Welche Folgen wird «Hamilton» haben?
Die Antworten auf eine solche Frage sind zwangsweise spekulativ, aber begründete Mutmaßungen sollten auch mal gestattet sein. Da wäre beispielsweise der Aspekt, dass «Hamilton» ein immens populärer Titel auf Disney+ ist, der unter dem Walt-Disney-Banner läuft und ein PG-13 als US-Altersfreigabe hat. Im Vorfeld der Veröffentlichung gab es relativ große Diskussionen darüber, ob «Hamilton» als Geschichte über Politik, Krieg, Intrigen und Ehebruch überhaupt unter dem Disney-Banner laufen "dürfte" und ob das Musical selbst mit mehreren zensierten "Fucks" in den Lyrics ein PG-13 erreichen könnte oder eh ein härteres Rating erhält.
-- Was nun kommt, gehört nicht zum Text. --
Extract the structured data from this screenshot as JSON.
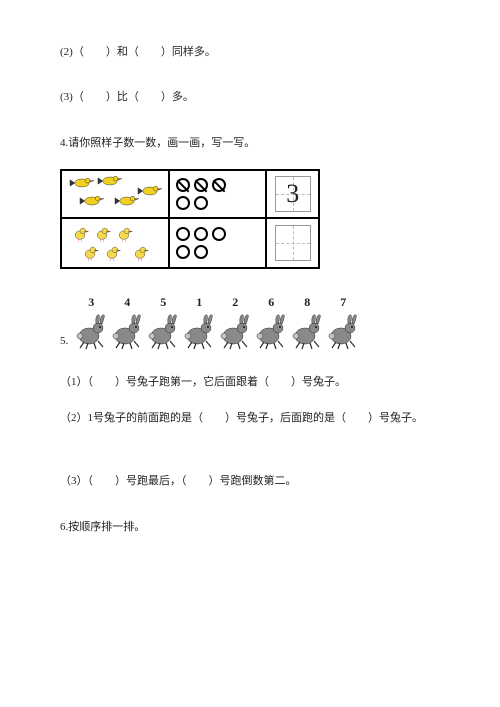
{
  "q2": {
    "text": "(2)（　　）和（　　）同样多。"
  },
  "q3": {
    "text": "(3)（　　）比（　　）多。"
  },
  "q4": {
    "text": "4.请你照样子数一数，画一画，写一写。",
    "row1_number": "3",
    "crossed_count": 3,
    "open_count_row1": 2,
    "open_count_row2": 5
  },
  "q5": {
    "label": "5.",
    "numbers": [
      "3",
      "4",
      "5",
      "1",
      "2",
      "6",
      "8",
      "7"
    ],
    "sub1": "（1）（　　）号兔子跑第一，它后面跟着（　　）号兔子。",
    "sub2": "（2）1号兔子的前面跑的是（　　）号兔子，后面跑的是（　　）号兔子。",
    "sub3": "（3）（　　）号跑最后，（　　）号跑倒数第二。"
  },
  "q6": {
    "text": "6.按顺序排一排。"
  },
  "styling": {
    "text_color": "#222222",
    "background": "#ffffff",
    "border_color": "#000000",
    "font_size_body": 11,
    "font_size_number3": 26,
    "rabbit_fill": "#888888",
    "bird_color": "#f0d020",
    "chick_color": "#f5d94a"
  }
}
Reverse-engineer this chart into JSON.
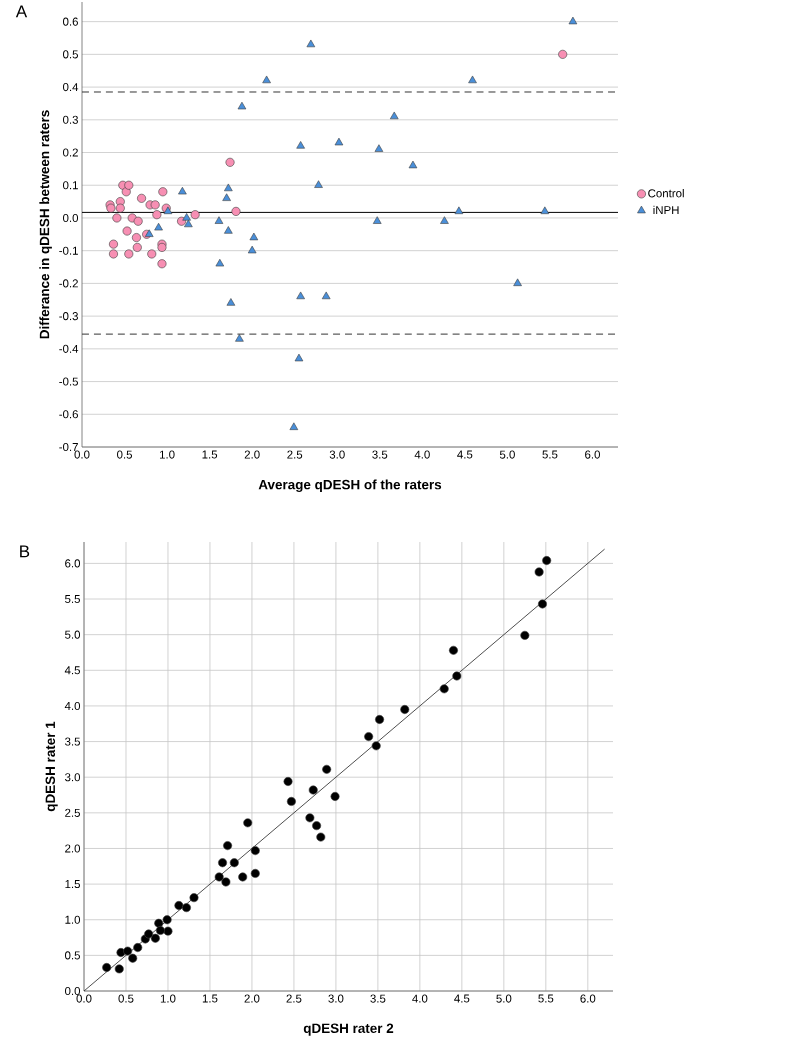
{
  "chart_data": [
    {
      "type": "scatter",
      "ylabel": "Differance in qDESH between raters",
      "xlabel": "Average qDESH of the raters",
      "annotations": [
        "A"
      ],
      "xlim": [
        0,
        6.3
      ],
      "ylim": [
        -0.7,
        0.66
      ],
      "xticks": [
        {
          "value": 0,
          "label": "0.0"
        },
        {
          "value": 0.5,
          "label": "0.5"
        },
        {
          "value": 1,
          "label": "1.0"
        },
        {
          "value": 1.5,
          "label": "1.5"
        },
        {
          "value": 2,
          "label": "2.0"
        },
        {
          "value": 2.5,
          "label": "2.5"
        },
        {
          "value": 3,
          "label": "3.0"
        },
        {
          "value": 3.5,
          "label": "3.5"
        },
        {
          "value": 4,
          "label": "4.0"
        },
        {
          "value": 4.5,
          "label": "4.5"
        },
        {
          "value": 5,
          "label": "5.0"
        },
        {
          "value": 5.5,
          "label": "5.5"
        },
        {
          "value": 6,
          "label": "6.0"
        }
      ],
      "yticks": [
        {
          "value": -0.7,
          "label": "-0.7"
        },
        {
          "value": -0.6,
          "label": "-0.6"
        },
        {
          "value": -0.5,
          "label": "-0.5"
        },
        {
          "value": -0.4,
          "label": "-0.4"
        },
        {
          "value": -0.3,
          "label": "-0.3"
        },
        {
          "value": -0.2,
          "label": "-0.2"
        },
        {
          "value": -0.1,
          "label": "-0.1"
        },
        {
          "value": 0,
          "label": "0.0"
        },
        {
          "value": 0.1,
          "label": "0.1"
        },
        {
          "value": 0.2,
          "label": "0.2"
        },
        {
          "value": 0.3,
          "label": "0.3"
        },
        {
          "value": 0.4,
          "label": "0.4"
        },
        {
          "value": 0.5,
          "label": "0.5"
        },
        {
          "value": 0.6,
          "label": "0.6"
        }
      ],
      "grid": "y",
      "legend": "right",
      "ref_lines": [
        {
          "axis": "y",
          "value": 0.017,
          "line_style": "solid",
          "color": "#000000"
        },
        {
          "axis": "y",
          "value": 0.385,
          "line_style": "dashed",
          "color": "#333333"
        },
        {
          "axis": "y",
          "value": -0.355,
          "line_style": "dashed",
          "color": "#333333"
        }
      ],
      "series": [
        {
          "name": "Control",
          "color": "#f78fb3",
          "marker": "circle",
          "x": [
            0.33,
            0.34,
            0.37,
            0.37,
            0.48,
            0.52,
            0.55,
            0.55,
            0.7,
            0.41,
            0.45,
            0.59,
            0.66,
            0.64,
            0.65,
            0.53,
            0.82,
            0.95,
            0.94,
            0.94,
            0.94,
            0.88,
            0.8,
            0.99,
            0.86,
            1.33,
            1.17,
            1.74,
            1.81,
            0.76,
            0.45,
            5.65
          ],
          "values": [
            0.04,
            0.03,
            -0.08,
            -0.11,
            0.1,
            0.08,
            0.1,
            -0.11,
            0.06,
            0.0,
            0.05,
            0.0,
            -0.01,
            -0.06,
            -0.09,
            -0.04,
            -0.11,
            0.08,
            -0.08,
            -0.09,
            -0.14,
            0.01,
            0.04,
            0.03,
            0.04,
            0.01,
            -0.01,
            0.17,
            0.02,
            -0.05,
            0.03,
            0.5
          ]
        },
        {
          "name": "iNPH",
          "color": "#4a8fd9",
          "marker": "triangle",
          "x": [
            2.69,
            2.17,
            1.88,
            2.57,
            2.78,
            1.18,
            1.72,
            1.7,
            1.01,
            1.23,
            1.25,
            0.9,
            0.79,
            1.61,
            1.72,
            2.02,
            2.0,
            1.62,
            1.75,
            1.85,
            2.57,
            2.87,
            2.55,
            2.49,
            5.77,
            4.59,
            3.67,
            3.02,
            3.49,
            3.89,
            3.47,
            4.26,
            4.43,
            5.44,
            5.12
          ],
          "values": [
            0.53,
            0.42,
            0.34,
            0.22,
            0.1,
            0.08,
            0.09,
            0.06,
            0.02,
            0.0,
            -0.02,
            -0.03,
            -0.05,
            -0.01,
            -0.04,
            -0.06,
            -0.1,
            -0.14,
            -0.26,
            -0.37,
            -0.24,
            -0.24,
            -0.43,
            -0.64,
            0.6,
            0.42,
            0.31,
            0.23,
            0.21,
            0.16,
            -0.01,
            -0.01,
            0.02,
            0.02,
            -0.2
          ]
        }
      ]
    },
    {
      "type": "scatter",
      "ylabel": "qDESH rater 1",
      "xlabel": "qDESH rater 2",
      "annotations": [
        "B"
      ],
      "xlim": [
        0,
        6.3
      ],
      "ylim": [
        0,
        6.3
      ],
      "xticks": [
        {
          "value": 0,
          "label": "0.0"
        },
        {
          "value": 0.5,
          "label": "0.5"
        },
        {
          "value": 1,
          "label": "1.0"
        },
        {
          "value": 1.5,
          "label": "1.5"
        },
        {
          "value": 2,
          "label": "2.0"
        },
        {
          "value": 2.5,
          "label": "2.5"
        },
        {
          "value": 3,
          "label": "3.0"
        },
        {
          "value": 3.5,
          "label": "3.5"
        },
        {
          "value": 4,
          "label": "4.0"
        },
        {
          "value": 4.5,
          "label": "4.5"
        },
        {
          "value": 5,
          "label": "5.0"
        },
        {
          "value": 5.5,
          "label": "5.5"
        },
        {
          "value": 6,
          "label": "6.0"
        }
      ],
      "yticks": [
        {
          "value": 0,
          "label": "0.0"
        },
        {
          "value": 0.5,
          "label": "0.5"
        },
        {
          "value": 1,
          "label": "1.0"
        },
        {
          "value": 1.5,
          "label": "1.5"
        },
        {
          "value": 2,
          "label": "2.0"
        },
        {
          "value": 2.5,
          "label": "2.5"
        },
        {
          "value": 3,
          "label": "3.0"
        },
        {
          "value": 3.5,
          "label": "3.5"
        },
        {
          "value": 4,
          "label": "4.0"
        },
        {
          "value": 4.5,
          "label": "4.5"
        },
        {
          "value": 5,
          "label": "5.0"
        },
        {
          "value": 5.5,
          "label": "5.5"
        },
        {
          "value": 6,
          "label": "6.0"
        }
      ],
      "grid": true,
      "legend": false,
      "series": [
        {
          "color": "#000000",
          "marker": "circle",
          "x": [
            0.27,
            0.42,
            0.44,
            0.58,
            0.73,
            0.85,
            0.89,
            1.0,
            0.99,
            1.13,
            1.22,
            1.31,
            1.61,
            1.69,
            1.65,
            1.71,
            1.79,
            1.89,
            1.95,
            2.04,
            2.04,
            2.43,
            2.47,
            2.73,
            2.69,
            2.77,
            2.82,
            2.89,
            2.99,
            0.52,
            0.64,
            0.77,
            0.91,
            3.39,
            3.48,
            3.52,
            3.82,
            4.29,
            4.44,
            4.4,
            5.25,
            5.46,
            5.42,
            5.51
          ],
          "values": [
            0.33,
            0.31,
            0.54,
            0.46,
            0.73,
            0.74,
            0.95,
            0.84,
            1.0,
            1.2,
            1.17,
            1.31,
            1.6,
            1.53,
            1.8,
            2.04,
            1.8,
            1.6,
            2.36,
            1.65,
            1.97,
            2.94,
            2.66,
            2.82,
            2.43,
            2.32,
            2.16,
            3.11,
            2.73,
            0.56,
            0.61,
            0.8,
            0.85,
            3.57,
            3.44,
            3.81,
            3.95,
            4.24,
            4.42,
            4.78,
            4.99,
            5.43,
            5.88,
            6.04
          ]
        },
        {
          "type": "line",
          "color": "#222222",
          "marker": "none",
          "x": [
            0,
            6.2
          ],
          "values": [
            0,
            6.2
          ]
        }
      ]
    }
  ]
}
Eine Debatte, die nach hiesigem Jugendschutzempfinden lächerlich ist (Disney Deutschland empfiehlt «Hamilton» ab sechs Jahren), die aber nun, da «Hamilton» Disney+ massig Klicks beschert, Disneys Toleranz gegenüber "erwachsen" Stoffen wieder erhöhen könnte.

Denn Disney streckt als Entertainmentgigant seine Fühler da aus, wo sein Publikum gewillt ist, hinzugehen: Als «Fluch der Karibik» als erster Disney-Film ein PG-13 generierte und zu einem enormen Hit wurde, folgten mehrere weitere PG-13-Abenteuerfilme, darunter «Prince of Persia: Der Sand der Zeit» und «Lone Ranger». Da diese Big-Budget-Spektakel wirtschaftliche Enttäuschungen darstellten, ließ die Schlagzahl an Disney-Filmen mit einem PG-13 wieder nach. «Hamilton» könnte eine neue Welle auslösen – und vor allem Disney+ mutiger machen, denn bislang waren Disney+-Exklusivtitel etwas softer und familienfreundlicher als das, was Disney zunächst ins Kino entlässt und danach erst als Archivtitel zu Disney+ schachert.
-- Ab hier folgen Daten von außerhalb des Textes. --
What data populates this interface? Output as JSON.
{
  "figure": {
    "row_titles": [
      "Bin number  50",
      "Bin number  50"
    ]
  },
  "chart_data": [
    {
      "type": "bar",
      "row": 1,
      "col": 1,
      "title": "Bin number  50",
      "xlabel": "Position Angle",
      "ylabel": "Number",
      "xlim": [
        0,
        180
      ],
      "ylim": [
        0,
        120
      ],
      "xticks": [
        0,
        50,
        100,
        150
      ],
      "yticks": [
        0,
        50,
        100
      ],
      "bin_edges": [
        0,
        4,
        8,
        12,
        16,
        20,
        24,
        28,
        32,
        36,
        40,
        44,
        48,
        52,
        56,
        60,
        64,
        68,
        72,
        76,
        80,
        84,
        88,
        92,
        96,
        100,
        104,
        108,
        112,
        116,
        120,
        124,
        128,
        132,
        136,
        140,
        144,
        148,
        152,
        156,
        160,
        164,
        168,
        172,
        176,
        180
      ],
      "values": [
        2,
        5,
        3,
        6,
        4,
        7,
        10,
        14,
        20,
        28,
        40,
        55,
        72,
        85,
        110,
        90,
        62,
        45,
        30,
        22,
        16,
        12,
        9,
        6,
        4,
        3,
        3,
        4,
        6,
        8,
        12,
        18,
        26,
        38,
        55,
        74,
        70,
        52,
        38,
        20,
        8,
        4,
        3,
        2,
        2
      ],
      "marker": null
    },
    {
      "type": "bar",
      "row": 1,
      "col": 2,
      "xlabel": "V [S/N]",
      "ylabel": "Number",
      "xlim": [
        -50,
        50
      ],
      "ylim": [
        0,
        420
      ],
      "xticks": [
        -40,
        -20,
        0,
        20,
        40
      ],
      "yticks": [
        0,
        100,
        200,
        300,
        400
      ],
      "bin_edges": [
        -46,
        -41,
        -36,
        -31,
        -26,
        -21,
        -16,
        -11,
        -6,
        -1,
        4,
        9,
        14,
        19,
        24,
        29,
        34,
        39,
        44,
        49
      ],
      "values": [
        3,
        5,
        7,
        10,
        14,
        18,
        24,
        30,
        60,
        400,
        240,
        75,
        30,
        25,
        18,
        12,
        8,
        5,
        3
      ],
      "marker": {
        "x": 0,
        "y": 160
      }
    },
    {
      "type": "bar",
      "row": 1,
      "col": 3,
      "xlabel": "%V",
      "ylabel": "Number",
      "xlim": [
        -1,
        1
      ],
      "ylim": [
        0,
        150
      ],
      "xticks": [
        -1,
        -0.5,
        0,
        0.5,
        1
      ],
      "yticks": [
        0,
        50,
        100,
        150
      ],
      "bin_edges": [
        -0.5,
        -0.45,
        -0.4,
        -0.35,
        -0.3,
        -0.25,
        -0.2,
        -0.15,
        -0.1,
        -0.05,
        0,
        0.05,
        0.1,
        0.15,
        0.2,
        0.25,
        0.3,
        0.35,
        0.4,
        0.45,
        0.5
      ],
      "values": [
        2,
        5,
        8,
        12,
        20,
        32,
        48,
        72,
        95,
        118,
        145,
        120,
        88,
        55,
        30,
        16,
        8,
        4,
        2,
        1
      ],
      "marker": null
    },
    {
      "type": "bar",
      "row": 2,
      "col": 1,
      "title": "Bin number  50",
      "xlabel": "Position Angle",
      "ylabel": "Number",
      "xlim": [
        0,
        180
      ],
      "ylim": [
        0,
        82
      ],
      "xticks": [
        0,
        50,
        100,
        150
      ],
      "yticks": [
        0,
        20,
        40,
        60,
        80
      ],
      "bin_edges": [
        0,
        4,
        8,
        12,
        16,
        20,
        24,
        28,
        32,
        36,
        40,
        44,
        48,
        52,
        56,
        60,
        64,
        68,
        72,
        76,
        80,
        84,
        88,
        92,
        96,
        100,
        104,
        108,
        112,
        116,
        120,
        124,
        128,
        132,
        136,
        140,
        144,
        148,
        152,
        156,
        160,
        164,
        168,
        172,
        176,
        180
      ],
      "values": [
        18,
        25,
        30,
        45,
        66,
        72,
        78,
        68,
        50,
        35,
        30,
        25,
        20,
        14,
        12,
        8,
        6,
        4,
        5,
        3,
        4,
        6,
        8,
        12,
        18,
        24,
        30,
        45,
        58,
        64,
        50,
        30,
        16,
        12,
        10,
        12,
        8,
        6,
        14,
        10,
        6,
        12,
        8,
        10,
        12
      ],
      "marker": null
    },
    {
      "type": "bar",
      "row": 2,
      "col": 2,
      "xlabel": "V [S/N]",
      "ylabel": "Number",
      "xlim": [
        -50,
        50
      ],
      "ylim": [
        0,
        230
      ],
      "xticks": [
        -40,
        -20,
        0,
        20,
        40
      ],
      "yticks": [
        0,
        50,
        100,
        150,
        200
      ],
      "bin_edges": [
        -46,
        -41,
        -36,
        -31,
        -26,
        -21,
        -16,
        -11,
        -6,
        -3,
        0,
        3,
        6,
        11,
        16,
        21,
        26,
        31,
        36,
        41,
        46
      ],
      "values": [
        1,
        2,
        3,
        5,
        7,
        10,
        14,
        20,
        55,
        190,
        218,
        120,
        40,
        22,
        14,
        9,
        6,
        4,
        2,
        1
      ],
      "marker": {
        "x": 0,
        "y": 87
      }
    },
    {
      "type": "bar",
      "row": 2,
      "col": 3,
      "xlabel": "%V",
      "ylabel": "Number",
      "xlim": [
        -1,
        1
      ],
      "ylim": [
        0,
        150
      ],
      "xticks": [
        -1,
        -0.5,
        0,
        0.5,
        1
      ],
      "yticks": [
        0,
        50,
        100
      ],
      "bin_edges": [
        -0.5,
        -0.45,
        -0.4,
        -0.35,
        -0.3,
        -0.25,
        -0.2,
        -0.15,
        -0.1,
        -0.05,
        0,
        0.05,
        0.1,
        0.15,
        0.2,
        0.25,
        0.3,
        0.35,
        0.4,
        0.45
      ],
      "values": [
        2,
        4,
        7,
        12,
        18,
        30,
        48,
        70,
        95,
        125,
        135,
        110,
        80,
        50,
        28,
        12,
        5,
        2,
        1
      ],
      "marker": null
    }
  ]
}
Darüber hinaus beweist «Hamilton», dass globales Interesse an Musical-Mitschnitten vorherrscht. Nimmt man hinzu, dass Disney+ obendrein einen Taylor-Swift-Konzertfilm im Portfolio hat und bald ein "visuelles Album" von Beyoncé folgen wird, könnte so eine ganze Reihe an musikalischen Disney+-Titeln folgen. «Der Glöckner von Notre Dame» hat beispielsweise eine großartige Bühnenadaption, die nicht wenige Disney-Fans sogar dem Zeichentrickfilm vorziehen – weshalb also nicht auch einen Mitschnitt hiervon und von anderen Disney-Bühnenmusicals online stellen. Und wie wäre es mit Mitschnitten der «Disney in Concert»-Tournee oder eine Veröffentlichung des Muppets-Konzerts im berühmten Amphitheater Hollywood Bowl?
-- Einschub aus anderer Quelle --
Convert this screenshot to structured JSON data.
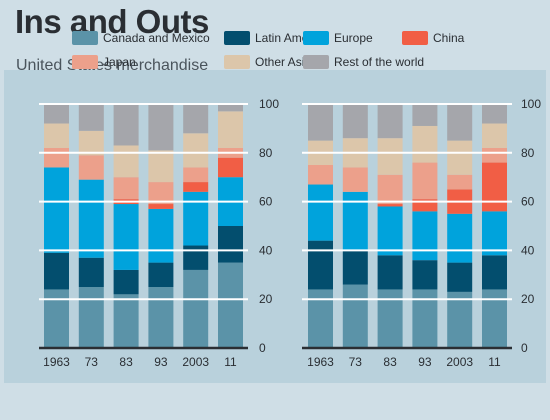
{
  "header": {
    "title": "Ins and Outs",
    "subtitle": "United States merchandise"
  },
  "chart_data": [
    {
      "type": "bar",
      "stacked": true,
      "categories": [
        "1963",
        "73",
        "83",
        "93",
        "2003",
        "11"
      ],
      "ylim": [
        0,
        100
      ],
      "yticks": [
        0,
        20,
        40,
        60,
        80,
        100
      ],
      "y_axis_position": "right",
      "grid": true,
      "legend_position": "top",
      "series": [
        {
          "name": "Canada and Mexico",
          "color": "#5b93a8",
          "values": [
            24,
            25,
            22,
            25,
            32,
            35
          ]
        },
        {
          "name": "Latin America",
          "color": "#034e6e",
          "values": [
            15,
            12,
            10,
            10,
            10,
            15
          ]
        },
        {
          "name": "Europe",
          "color": "#00a3dc",
          "values": [
            35,
            32,
            27,
            22,
            22,
            20
          ]
        },
        {
          "name": "China",
          "color": "#f15e45",
          "values": [
            0,
            0,
            2,
            2,
            4,
            8
          ]
        },
        {
          "name": "Japan",
          "color": "#eca08b",
          "values": [
            8,
            10,
            9,
            9,
            6,
            4
          ]
        },
        {
          "name": "Other Asia",
          "color": "#dcc6aa",
          "values": [
            10,
            10,
            13,
            13,
            14,
            15
          ]
        },
        {
          "name": "Rest of the world",
          "color": "#a5a6ab",
          "values": [
            8,
            11,
            17,
            19,
            12,
            3
          ]
        }
      ]
    },
    {
      "type": "bar",
      "stacked": true,
      "categories": [
        "1963",
        "73",
        "83",
        "93",
        "2003",
        "11"
      ],
      "ylim": [
        0,
        100
      ],
      "yticks": [
        0,
        20,
        40,
        60,
        80,
        100
      ],
      "y_axis_position": "right",
      "grid": true,
      "series": [
        {
          "name": "Canada and Mexico",
          "color": "#5b93a8",
          "values": [
            24,
            26,
            24,
            24,
            23,
            24
          ]
        },
        {
          "name": "Latin America",
          "color": "#034e6e",
          "values": [
            20,
            14,
            14,
            12,
            12,
            14
          ]
        },
        {
          "name": "Europe",
          "color": "#00a3dc",
          "values": [
            23,
            24,
            20,
            20,
            20,
            18
          ]
        },
        {
          "name": "China",
          "color": "#f15e45",
          "values": [
            0,
            0,
            1,
            5,
            10,
            20
          ]
        },
        {
          "name": "Japan",
          "color": "#eca08b",
          "values": [
            8,
            10,
            12,
            15,
            6,
            6
          ]
        },
        {
          "name": "Other Asia",
          "color": "#dcc6aa",
          "values": [
            10,
            12,
            15,
            15,
            14,
            10
          ]
        },
        {
          "name": "Rest of the world",
          "color": "#a5a6ab",
          "values": [
            15,
            14,
            14,
            9,
            15,
            8
          ]
        }
      ]
    }
  ]
}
In einer ebenfalls auf Disney+ veröffentlichten Begleitdoku äußert der Cast des Musicals derweil größere Hoffnungen: Er wünscht sich, dass die Veröffentlichung der «Hamilton»-Aufnahme zahlreiche junge, nicht-weiße Menschen inspiriert, endlich Amerika mitzugestalten und auch im Zuge der aktuellen Proteste dem systematischen Rassismus den Kampf ansagt. Ob sie diese Chance überhaupt nutzen können, müssen die kommenden Monate zeigen …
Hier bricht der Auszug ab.